Тут как раз на крыльцо корпуса вышла волшебница и, увидев его, да еще и разговаривающего с дочерью, тихо ахнула про себя, охваченная давней, почти позабытой тревогой, когда она с ним прислушивалась ко всяким шорохам, занимаясь любовью.
— Здравствуйте, — сказал ей Эмин недрогнувшим голосом, хотя при виде её сердце у него дрогнуло, затрепетало и стало больно ударяться в грудную клетку.
— А! Здравствуйте, — улыбаясь через силу, ответила она. — Что вы тут делаете?
Если б не улыбка, этот вопрос для него прозвучал бы зловеще.

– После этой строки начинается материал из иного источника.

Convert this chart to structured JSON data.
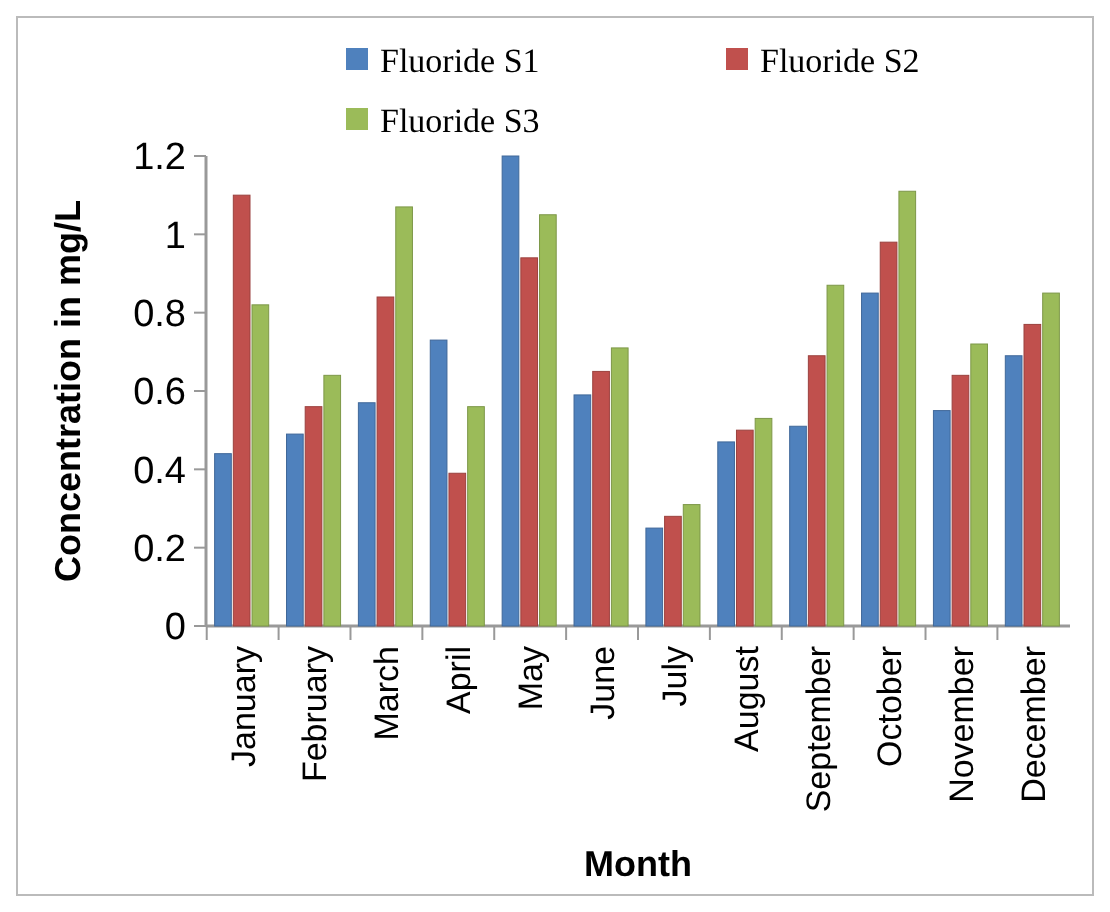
{
  "chart_data": {
    "type": "bar",
    "xlabel": "Month",
    "ylabel": "Concentration in mg/L",
    "categories": [
      "January",
      "February",
      "March",
      "April",
      "May",
      "June",
      "July",
      "August",
      "September",
      "October",
      "November",
      "December"
    ],
    "series": [
      {
        "name": "Fluoride S1",
        "color": "#4f81bd",
        "values": [
          0.44,
          0.49,
          0.57,
          0.73,
          1.2,
          0.59,
          0.25,
          0.47,
          0.51,
          0.85,
          0.55,
          0.69
        ]
      },
      {
        "name": "Fluoride S2",
        "color": "#c0504d",
        "values": [
          1.1,
          0.56,
          0.84,
          0.39,
          0.94,
          0.65,
          0.28,
          0.5,
          0.69,
          0.98,
          0.64,
          0.77
        ]
      },
      {
        "name": "Fluoride S3",
        "color": "#9bbb59",
        "values": [
          0.82,
          0.64,
          1.07,
          0.56,
          1.05,
          0.71,
          0.31,
          0.53,
          0.87,
          1.11,
          0.72,
          0.85
        ]
      }
    ],
    "ylim": [
      0,
      1.2
    ],
    "yticks": [
      0,
      {
        "value": 0.2,
        "label": "0.2"
      },
      {
        "value": 0.4,
        "label": "0.4"
      },
      {
        "value": 0.6,
        "label": "0.6"
      },
      {
        "value": 0.8,
        "label": "0.8"
      },
      1,
      {
        "value": 1.2,
        "label": "1.2"
      }
    ],
    "legend": "top",
    "grid": false
  }
}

— Я…я приехал дядю навестить…
— Ма, я пойду прогуляюсь, — сказала Зара и как обычно, не дожидаясь ответа, ускакала, оставив их вдвоем. Они оба посмотрели ей вслед: смешная угловатая девочка-подросток с резкими порывистыми движениями, все еще по-детски всегда стремительная, всегда бегущая, не привыкшая еще нормально ходить. Эмин посмотрел на Розу, глядящую с любовью вслед дочери, в глазах её — море нежности, в сердце его — укол ревности.
Она обернулась к нему, но он не дал ей начать, зная наперед, что она скажет, зная, что начало это будет неприятным.
— Просто хотел тебя повидать, — сказал он.
— Ты псих? — подозрительно оглядев его, будто видела впервые, спросила она.
— Ну… Есть немного…
— Это видно. Я же предупреждала…
Он не дал ей договорить, взял за руку. Она тут же одернула, стараясь не делать резких жестов, воровато оглянувшись на сидевших на скамейках вдали, на аллее.
— Перестань сейчас же! — сердито зашипела она.
— Роза, пойдем куда-нибудь, останемся вдвоем… Я… я так тебя хочу… — голос его в конце фразы задрожал, и эта дрожь невольно передалась и ей. — У меня постоянно встает, когда вспоминаю…
Как только она увидела его перед собой, злость и ярость охватили её, она готова была ругать, избить его за то, что он не послушал её и явился сюда, где она с дочерью, но теперь… теперь она чувствовала — еще немного и она не сможет совладать с собой, наделает непоправимых глупостей и… и надо взять себя в руки. Постаралась. Взяла.
— Уходи сейчас же! — уже немного мягче произнесла она. — Уезжай немедленно! Ты что, хочешь опозорить меня!?
И тут же повернувшись, она пошла в ту сторону, куда только что побежала её дочь.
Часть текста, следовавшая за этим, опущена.